Riverine carbon dioxide (CO2) exchange is a crucial component of the global carbon cycle. However, the changes in the CO2 sink/source in karst rivers caused by differences in lithological features and climate, hindered the resolution of the spatio-temporal heterogeneity of global inland water carbon emissions. Here, we use hydrochemical data and CO2 gas isotopic data to reveal the spatio-temporal variations of CO2 sink/source in karst rivers and their controlling mechanisms. Fifty-two monitoring transects were set up in the subtropical Lijiang River in southwest China in June and December 2019. Our results indicated that the CO2 flux across the water-air interface (FCO2) in the Lijiang River basin ranged from -43.77 to 519.67 mmol/(m2·d). In June, the Lijiang River acted as an atmospheric carbon source due to higher water temperatures (Twater). However, driven by hydrodynamic conditions and the metabolism of aquatic photosynthesis, the river shifts from being an atmospheric carbon source in June to an atmospheric carbon sink in December. The stable isotopes of CO2 (δ13C-CO2) show significant differences in the spatio-temporal variations of CO2 sink/source. In December, the transects of the Lijiang River basin with a negative CO2 flux are significantly negatively correlated with dissolved oxygen (DO) and chlorophyll-a (Chl-a) concentration (p < 0.05).

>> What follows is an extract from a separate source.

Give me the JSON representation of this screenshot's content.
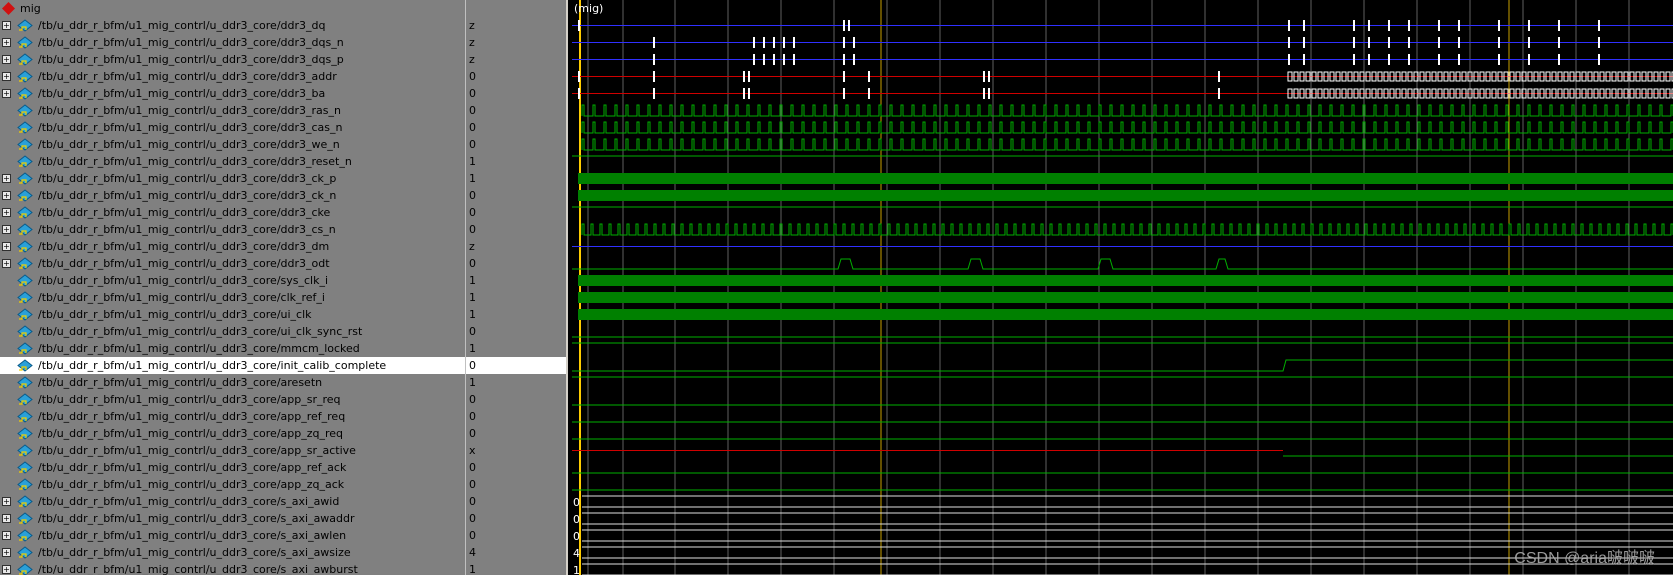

This confirms that the enhancement of aquatic photosynthesis efficiency increased water DO concentrations, which resulted in the positive movement of water δ13C-CO2 and a decrease in the partial pressure of CO2 (pCO2) and FCO2. Comparative analysis with global river FCO2 indicates that under the combined driving forces of metabolic processes of aquatic photosynthetic organisms and hydrodynamic conditions, rivers tend to act more frequently as CO2 sinks, particularly in subtropical and temperate rivers. In conclusion, this study represents a new example focusing on CO2 dynamics to address the spatio-temporal heterogeneity of carbon emissions in inland waters on a global scale.